Este juego de palabras no es ninguna perogrullada y quizás sea ahora pertinente algún ejemplo. Hace aproximadamente cien años tuvo lugar un intenso debate científico acerca del papel de la genética y de los factores socio-económicos sobre el nivel intelectual de las personas. Algunos relevantes científicos defendían la influencia fundamental de la genética en la inteligencia. Uno de ellos fue Charles Davenport, director del prestigioso Cold Spring Harbor Laboratory de Nueva York, y persona abiertamente racista y eugenista. Davenport estudió numerosas familias y estableció linajes genéticos que parecían sustentar científicamente sus conclusiones y que influyeron en las leyes migratorias estadounidenses y justificaron el desarrollo de programas de esterilización forzosa. Se pretendía limitar tanto la inmigración como la capacidad de reproducción de determinadas razas con niveles intelectuales supuestamente bajos. Hoy en día estas ideas nos parecen absurdas y sin ninguna base científica, aunque todavía se dan desafortunadas excepciones. En octubre de 2007, James Watson, que recibió el premio Nobel de Fisiología o Medicina en 1962 por la descripción de la doble hélice del DNA junto con Francis Crick, y que posteriormente dirigió la sección americana del proyecto Genoma Humano, declaró a The Times que “en general, los descendientes de africanos no son tan inteligentes como los descendientes de europeos”.
Posteriormente emitió un comunicado disculpándose sin reservas por sus comentarios y añadió que “no hay base científica para tales creencias”. Loable la disculpa de Watson, pero nada más indecoroso que usar el púlpito científico para emitir juicios basados en creencias y no en datos. Es ejemplo paradigmático de científico que cree saber lo que sólo cree y que intenta convencer de ello a los demás, pervirtiendo así el método científico.

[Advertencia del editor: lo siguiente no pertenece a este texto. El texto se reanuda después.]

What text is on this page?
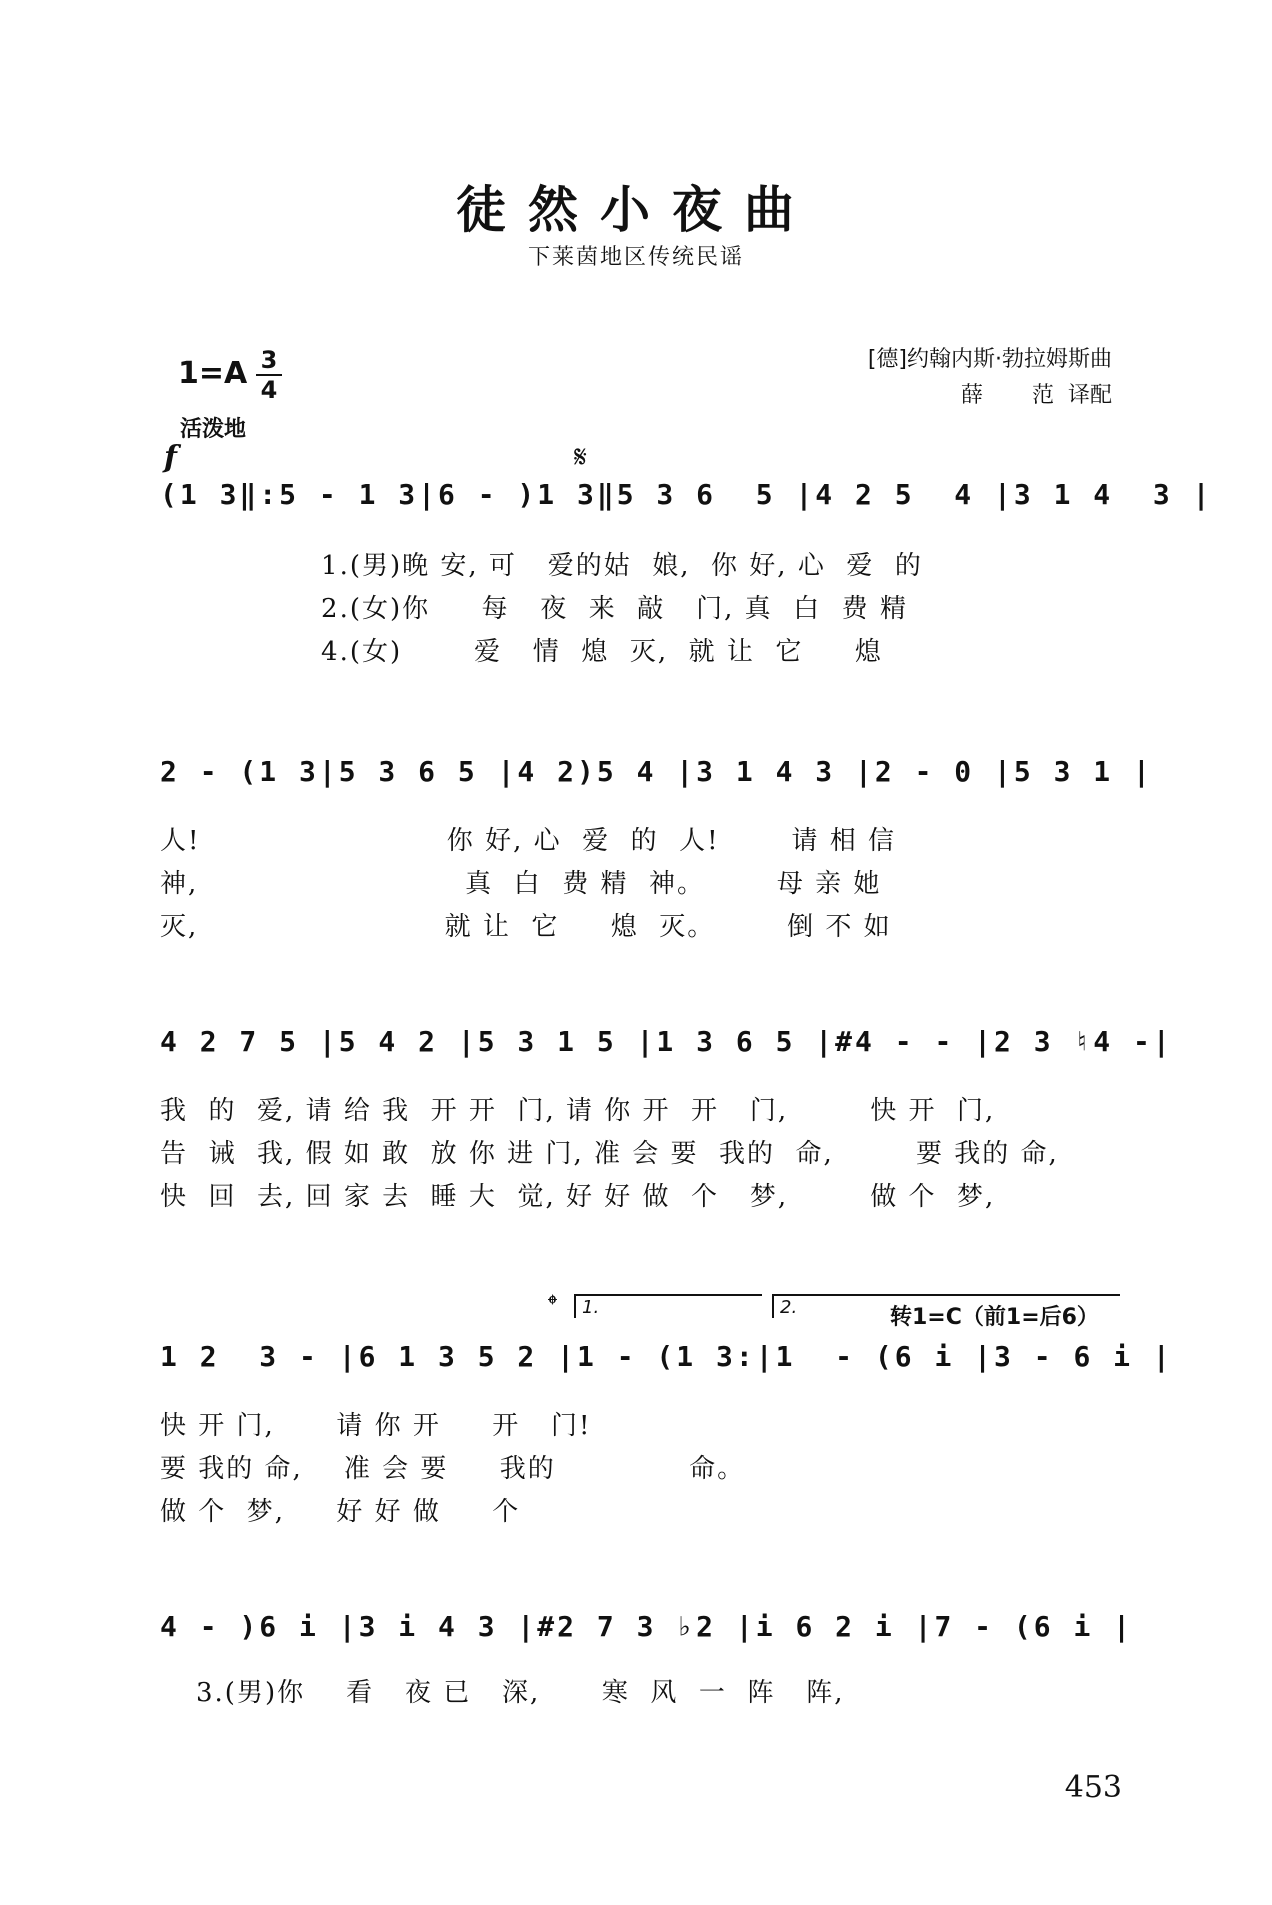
徒然小夜曲
下莱茵地区传统民谣
1=A 3
4
活泼地
[德]约翰内斯·勃拉姆斯曲
薛       范  译配
f	𝄋
(1 3‖:5 - 1 3|6 - )1 3‖5 3 6  5 |4 2 5  4 |3 1 4  3 |
1.(男)晚 安, 可   爱的姑  娘,  你 好, 心  爱  的
2.(女)你     每   夜  来  敲   门, 真  白  费 精
4.(女)       爱   情  熄  灭,  就 让  它     熄
2 - (1 3|5 3 6 5 |4 2)5 4 |3 1 4 3 |2 - 0 |5 3 1 |
人!                        你 好, 心  爱  的  人!       请 相 信
神,                          真  白  费 精  神。       母 亲 她
灭,                        就 让  它     熄  灭。       倒 不 如
4 2 7 5 |5 4 2 |5 3 1 5 |1 3 6 5 |#4 - - |2 3 ♮4 -|
我  的  爱, 请 给 我  开 开  门, 请 你 开  开   门,        快 开  门,
告  诫  我, 假 如 敢  放 你 进 门, 准 会 要  我的  命,        要 我的 命,
快  回  去, 回 家 去  睡 大  觉, 好 好 做  个   梦,        做 个  梦,
𝄌	1.	2.	转1=C（前1=后6）
1 2  3 - |6 1 3 5 2 |1 - (1 3:|1  - (6 i |3 - 6 i |
快 开 门,      请 你 开     开   门!
要 我的 命,    准 会 要     我的             命。
做 个  梦,     好 好 做     个
4 - )6 i |3 i 4 3 |#2 7 3 ♭2 |i 6 2 i |7 - (6 i |
3.(男)你    看   夜 已   深,      寒  风  一  阵   阵,
453
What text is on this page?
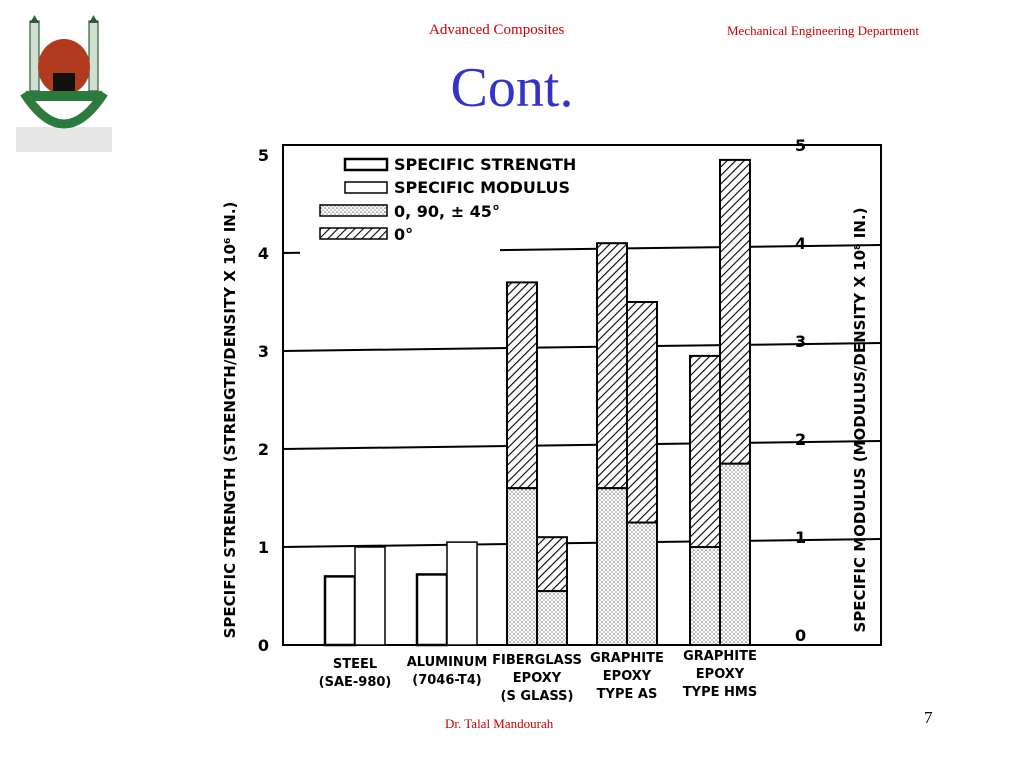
Advanced Composites	Mechanical Engineering Department
Cont.
0
1
2
3
4
5
0
1
2
3
4
5
STEEL
(SAE-980)
ALUMINUM
(7046-T4)
FIBERGLASS
EPOXY
(S GLASS)
GRAPHITE
EPOXY
TYPE AS
GRAPHITE
EPOXY
TYPE HMS
SPECIFIC STRENGTH
SPECIFIC MODULUS
0, 90, ± 45°
0°
SPECIFIC STRENGTH (STRENGTH/DENSITY X 10⁶ IN.)	SPECIFIC MODULUS (MODULUS/DENSITY X 10⁸ IN.)
Dr. Talal Mandourah	7
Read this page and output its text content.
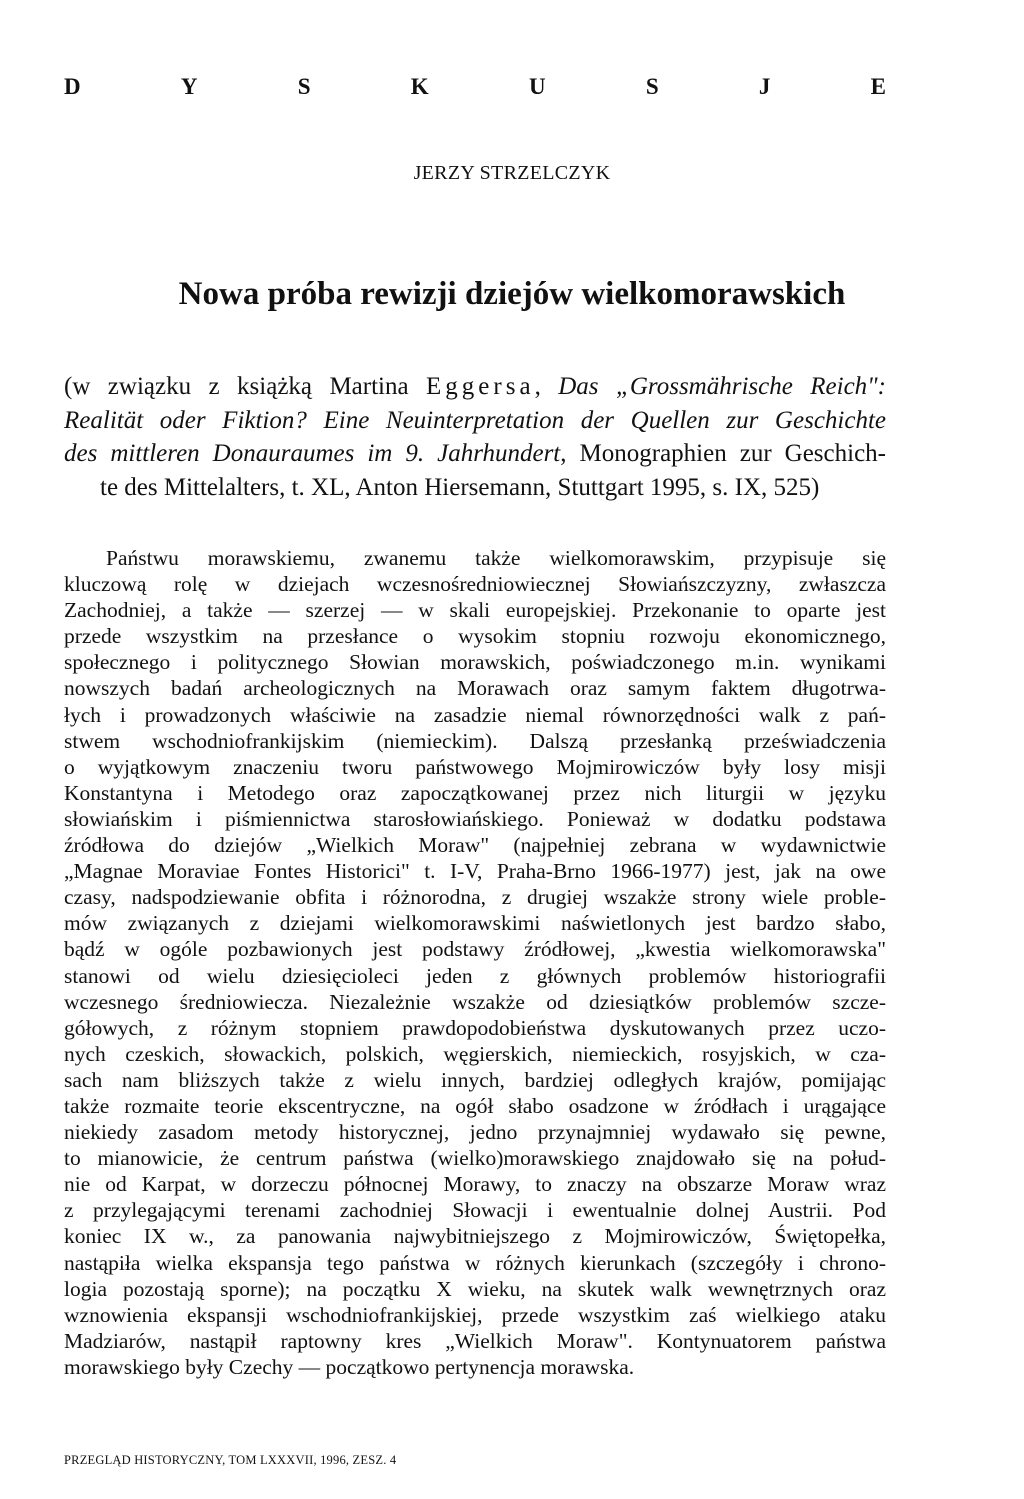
D	Y	S	K	U	S	J	E
JERZY STRZELCZYK
Nowa próba rewizji dziejów wielkomorawskich
(w związku z książką Martina Eggersa, Das „Grossmährische Reich":
Realität oder Fiktion? Eine Neuinterpretation der Quellen zur Geschichte
des mittleren Donauraumes im 9. Jahrhundert, Monographien zur Geschich-
te des Mittelalters, t. XL, Anton Hiersemann, Stuttgart 1995, s. IX, 525)
Państwu morawskiemu, zwanemu także wielkomorawskim, przypisuje się
kluczową rolę w dziejach wczesnośredniowiecznej Słowiańszczyzny, zwłaszcza
Zachodniej, a także — szerzej — w skali europejskiej. Przekonanie to oparte jest
przede wszystkim na przesłance o wysokim stopniu rozwoju ekonomicznego,
społecznego i politycznego Słowian morawskich, poświadczonego m.in. wynikami
nowszych badań archeologicznych na Morawach oraz samym faktem długotrwa-
łych i prowadzonych właściwie na zasadzie niemal równorzędności walk z pań-
stwem wschodniofrankijskim (niemieckim). Dalszą przesłanką przeświadczenia
o wyjątkowym znaczeniu tworu państwowego Mojmirowiczów były losy misji
Konstantyna i Metodego oraz zapoczątkowanej przez nich liturgii w języku
słowiańskim i piśmiennictwa starosłowiańskiego. Ponieważ w dodatku podstawa
źródłowa do dziejów „Wielkich Moraw" (najpełniej zebrana w wydawnictwie
„Magnae Moraviae Fontes Historici" t. I-V, Praha-Brno 1966-1977) jest, jak na owe
czasy, nadspodziewanie obfita i różnorodna, z drugiej wszakże strony wiele proble-
mów związanych z dziejami wielkomorawskimi naświetlonych jest bardzo słabo,
bądź w ogóle pozbawionych jest podstawy źródłowej, „kwestia wielkomorawska"
stanowi od wielu dziesięcioleci jeden z głównych problemów historiografii
wczesnego średniowiecza. Niezależnie wszakże od dziesiątków problemów szcze-
gółowych, z różnym stopniem prawdopodobieństwa dyskutowanych przez uczo-
nych czeskich, słowackich, polskich, węgierskich, niemieckich, rosyjskich, w cza-
sach nam bliższych także z wielu innych, bardziej odległych krajów, pomijając
także rozmaite teorie ekscentryczne, na ogół słabo osadzone w źródłach i urągające
niekiedy zasadom metody historycznej, jedno przynajmniej wydawało się pewne,
to mianowicie, że centrum państwa (wielko)morawskiego znajdowało się na połud-
nie od Karpat, w dorzeczu północnej Morawy, to znaczy na obszarze Moraw wraz
z przylegającymi terenami zachodniej Słowacji i ewentualnie dolnej Austrii. Pod
koniec IX w., za panowania najwybitniejszego z Mojmirowiczów, Świętopełka,
nastąpiła wielka ekspansja tego państwa w różnych kierunkach (szczegóły i chrono-
logia pozostają sporne); na początku X wieku, na skutek walk wewnętrznych oraz
wznowienia ekspansji wschodniofrankijskiej, przede wszystkim zaś wielkiego ataku
Madziarów, nastąpił raptowny kres „Wielkich Moraw". Kontynuatorem państwa
morawskiego były Czechy — początkowo pertynencja morawska.
PRZEGLĄD HISTORYCZNY, TOM LXXXVII, 1996, ZESZ. 4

Hoy en día hay también discusiones científicas que, sin saber cómo ni cuándo, se han convertido en disputas fundamentalmente ideológicas. Un ejemplo en este sentido nos lo ofrece el debate sobre la influencia del hombre en el cambio climático. En la comunidad científica encontramos gran número de científicos que creen que el hombre está influyendo de manera perjudicial en el clima del planeta, pero hay otros que no creen en ello. El debate entre unos y otros ha llegado a tal extremo, que las posiciones se han vuelto casi irreconciliables y el método científico ha quedado relegado en muchas ocasiones a un segundo término, y se utiliza para sustentar “científicamente” la verdad propia de cada cual. Evidentemente, la verdad sólo puede ser una, por lo que los científicos equivocados han estado creyendo en lugar de sabiendo; han hecho el acto de fe de creer en datos científicos erróneos o bien han malinterpretado los datos para sustentar sus teorías. Esto confirma que, en muchos casos, los científicos confundimos creer con saber.